After leaving Antioch, he practiced law in Chicago and had made his fortune in the real estate business. The Morgans cultivated his interest and he moved his summer residence to Yellow Springs. He also began to acquire and consolidate the modern Glen, which until 1929, was controlled by several landowners and Antioch.

Proceeds from the fundraising event will supplement the Glen’s operating budget, said Bob Whyte, executive director of the Glen Helen Ecology Institute. This year GHEI needs to raise at least $110,000 from donations, he said, to meet the Glen’s operating budget of about $700,000.

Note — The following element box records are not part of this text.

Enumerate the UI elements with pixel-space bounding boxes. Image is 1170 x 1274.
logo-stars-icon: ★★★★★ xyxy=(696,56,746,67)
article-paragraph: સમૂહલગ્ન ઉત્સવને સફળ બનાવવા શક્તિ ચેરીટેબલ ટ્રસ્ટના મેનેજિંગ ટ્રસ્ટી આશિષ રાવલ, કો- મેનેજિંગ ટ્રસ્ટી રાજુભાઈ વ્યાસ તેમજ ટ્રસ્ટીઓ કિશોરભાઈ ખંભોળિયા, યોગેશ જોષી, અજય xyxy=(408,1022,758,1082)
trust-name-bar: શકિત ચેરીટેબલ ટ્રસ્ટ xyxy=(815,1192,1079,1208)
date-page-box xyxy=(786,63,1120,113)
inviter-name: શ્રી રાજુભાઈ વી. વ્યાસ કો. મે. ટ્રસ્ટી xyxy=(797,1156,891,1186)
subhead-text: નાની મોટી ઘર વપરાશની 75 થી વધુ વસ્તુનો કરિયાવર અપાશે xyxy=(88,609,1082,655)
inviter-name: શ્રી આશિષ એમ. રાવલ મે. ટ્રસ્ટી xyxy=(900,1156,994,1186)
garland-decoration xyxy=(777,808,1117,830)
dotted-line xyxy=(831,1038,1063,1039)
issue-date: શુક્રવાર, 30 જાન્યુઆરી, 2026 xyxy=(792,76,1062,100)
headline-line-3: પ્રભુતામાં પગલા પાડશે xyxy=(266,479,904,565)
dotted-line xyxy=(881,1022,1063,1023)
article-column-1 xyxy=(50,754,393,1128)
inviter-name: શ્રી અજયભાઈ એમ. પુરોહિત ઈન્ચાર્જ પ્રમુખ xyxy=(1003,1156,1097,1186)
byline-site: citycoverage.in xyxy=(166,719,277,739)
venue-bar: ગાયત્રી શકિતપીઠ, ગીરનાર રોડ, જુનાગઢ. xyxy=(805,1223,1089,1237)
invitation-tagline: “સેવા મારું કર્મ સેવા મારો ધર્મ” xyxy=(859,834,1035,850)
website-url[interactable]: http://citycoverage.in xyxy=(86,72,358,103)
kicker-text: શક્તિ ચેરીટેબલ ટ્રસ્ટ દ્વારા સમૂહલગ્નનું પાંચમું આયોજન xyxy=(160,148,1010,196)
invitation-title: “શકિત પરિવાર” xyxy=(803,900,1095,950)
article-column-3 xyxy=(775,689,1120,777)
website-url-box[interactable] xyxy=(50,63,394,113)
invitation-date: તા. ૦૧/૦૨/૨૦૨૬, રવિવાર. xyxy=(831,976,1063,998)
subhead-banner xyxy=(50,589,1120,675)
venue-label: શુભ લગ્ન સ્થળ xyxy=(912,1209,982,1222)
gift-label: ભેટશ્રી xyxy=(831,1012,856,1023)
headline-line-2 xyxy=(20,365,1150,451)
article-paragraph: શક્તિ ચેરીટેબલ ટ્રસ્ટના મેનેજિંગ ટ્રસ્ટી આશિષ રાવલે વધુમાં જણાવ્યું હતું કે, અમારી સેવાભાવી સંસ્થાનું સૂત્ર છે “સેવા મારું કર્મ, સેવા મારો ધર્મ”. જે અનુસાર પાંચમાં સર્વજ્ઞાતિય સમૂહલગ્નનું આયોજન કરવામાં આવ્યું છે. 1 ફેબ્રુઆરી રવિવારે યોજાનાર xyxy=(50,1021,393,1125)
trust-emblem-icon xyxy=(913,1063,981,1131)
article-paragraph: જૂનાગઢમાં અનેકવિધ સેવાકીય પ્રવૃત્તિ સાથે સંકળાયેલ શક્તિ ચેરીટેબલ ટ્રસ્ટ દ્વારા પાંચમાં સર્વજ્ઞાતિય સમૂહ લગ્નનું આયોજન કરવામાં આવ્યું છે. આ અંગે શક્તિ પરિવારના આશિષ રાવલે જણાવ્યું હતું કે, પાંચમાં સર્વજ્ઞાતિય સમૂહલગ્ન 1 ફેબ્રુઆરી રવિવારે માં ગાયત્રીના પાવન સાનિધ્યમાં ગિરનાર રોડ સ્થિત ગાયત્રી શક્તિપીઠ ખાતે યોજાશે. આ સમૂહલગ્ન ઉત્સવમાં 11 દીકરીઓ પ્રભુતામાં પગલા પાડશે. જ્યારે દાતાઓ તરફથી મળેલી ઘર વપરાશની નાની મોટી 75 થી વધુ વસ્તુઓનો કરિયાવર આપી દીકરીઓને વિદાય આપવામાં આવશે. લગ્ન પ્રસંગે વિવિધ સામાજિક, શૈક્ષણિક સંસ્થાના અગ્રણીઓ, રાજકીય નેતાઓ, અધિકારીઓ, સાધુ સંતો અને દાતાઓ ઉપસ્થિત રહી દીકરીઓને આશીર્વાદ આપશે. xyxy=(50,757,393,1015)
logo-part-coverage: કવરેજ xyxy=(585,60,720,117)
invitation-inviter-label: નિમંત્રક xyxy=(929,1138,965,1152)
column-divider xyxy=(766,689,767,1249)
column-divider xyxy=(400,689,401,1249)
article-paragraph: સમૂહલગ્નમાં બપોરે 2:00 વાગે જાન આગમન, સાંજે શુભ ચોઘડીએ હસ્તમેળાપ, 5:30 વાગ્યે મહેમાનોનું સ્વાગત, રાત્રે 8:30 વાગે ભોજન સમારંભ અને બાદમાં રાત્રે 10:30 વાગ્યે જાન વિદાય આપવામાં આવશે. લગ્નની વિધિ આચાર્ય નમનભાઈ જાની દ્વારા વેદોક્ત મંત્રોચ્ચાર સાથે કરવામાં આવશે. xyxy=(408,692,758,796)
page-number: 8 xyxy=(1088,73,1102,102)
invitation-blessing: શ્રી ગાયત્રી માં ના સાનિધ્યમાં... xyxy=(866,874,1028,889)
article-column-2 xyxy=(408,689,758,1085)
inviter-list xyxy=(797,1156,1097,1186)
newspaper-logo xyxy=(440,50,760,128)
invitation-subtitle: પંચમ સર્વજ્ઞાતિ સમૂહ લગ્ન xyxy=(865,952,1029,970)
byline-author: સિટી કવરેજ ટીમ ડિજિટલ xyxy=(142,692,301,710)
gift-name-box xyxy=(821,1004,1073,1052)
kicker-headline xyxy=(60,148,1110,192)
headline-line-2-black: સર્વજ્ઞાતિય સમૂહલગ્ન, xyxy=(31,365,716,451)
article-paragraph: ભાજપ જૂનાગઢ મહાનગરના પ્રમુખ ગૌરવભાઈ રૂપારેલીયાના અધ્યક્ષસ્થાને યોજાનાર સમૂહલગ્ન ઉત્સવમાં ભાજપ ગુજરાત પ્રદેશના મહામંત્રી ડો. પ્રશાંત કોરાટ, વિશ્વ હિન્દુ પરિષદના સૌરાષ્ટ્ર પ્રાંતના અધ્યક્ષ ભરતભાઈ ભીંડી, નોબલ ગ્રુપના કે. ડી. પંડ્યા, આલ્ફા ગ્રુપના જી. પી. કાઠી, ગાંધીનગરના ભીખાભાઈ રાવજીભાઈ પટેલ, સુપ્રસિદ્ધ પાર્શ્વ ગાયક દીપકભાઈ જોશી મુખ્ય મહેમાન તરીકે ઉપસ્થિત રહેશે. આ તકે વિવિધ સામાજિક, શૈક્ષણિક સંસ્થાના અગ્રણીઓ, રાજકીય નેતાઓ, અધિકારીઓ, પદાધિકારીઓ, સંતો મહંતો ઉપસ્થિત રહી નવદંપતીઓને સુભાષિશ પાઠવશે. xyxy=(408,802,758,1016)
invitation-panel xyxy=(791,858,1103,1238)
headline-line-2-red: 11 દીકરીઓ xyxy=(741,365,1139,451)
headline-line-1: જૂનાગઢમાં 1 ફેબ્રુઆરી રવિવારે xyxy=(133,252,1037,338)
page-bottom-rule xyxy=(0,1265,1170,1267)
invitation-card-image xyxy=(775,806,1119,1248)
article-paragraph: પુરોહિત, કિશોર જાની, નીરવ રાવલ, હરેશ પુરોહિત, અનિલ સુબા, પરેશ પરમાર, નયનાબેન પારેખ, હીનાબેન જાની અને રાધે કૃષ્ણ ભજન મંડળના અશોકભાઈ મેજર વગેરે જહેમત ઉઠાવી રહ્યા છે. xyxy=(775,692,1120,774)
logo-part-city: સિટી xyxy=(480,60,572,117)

Many donors say they prefer to fund the Glen’s special projects, said Whyte, which makes raising funds for operating expenses more difficult.

“It’s one thing we struggle with,” he said. “People want to give for specific items but not for operations. But we really need operations money so we can do the stewardship, fix the buildings and provide the programs that people want. The needs are tremendous.”

The Glen Helen Ecology Institute employs 11 people, both full- and part-time, including the staff of the Outdoor Education Center and the Raptor Center. Currently, the GHEI does not have a professional development person for fundraising needs, Whyte said, so that activity falls to the staff and the board.

Both Hergesheimer and Whyte hope that villagers and out-of-town Glen lovers as well, attend the Hugh Taylor Birch 75th Memorial Celebration to have a good time and to support their local nature preserve.

“Not too many communities have such a treasure in their backyard and these types of treasures are disappearing,” Whyte said.

Tickets for the event may be purchased at the Glen Helen Building or by mail, Glen Helen Ecology Institute, 405 Corry Street, Yellow Springs, Ohio, 45387.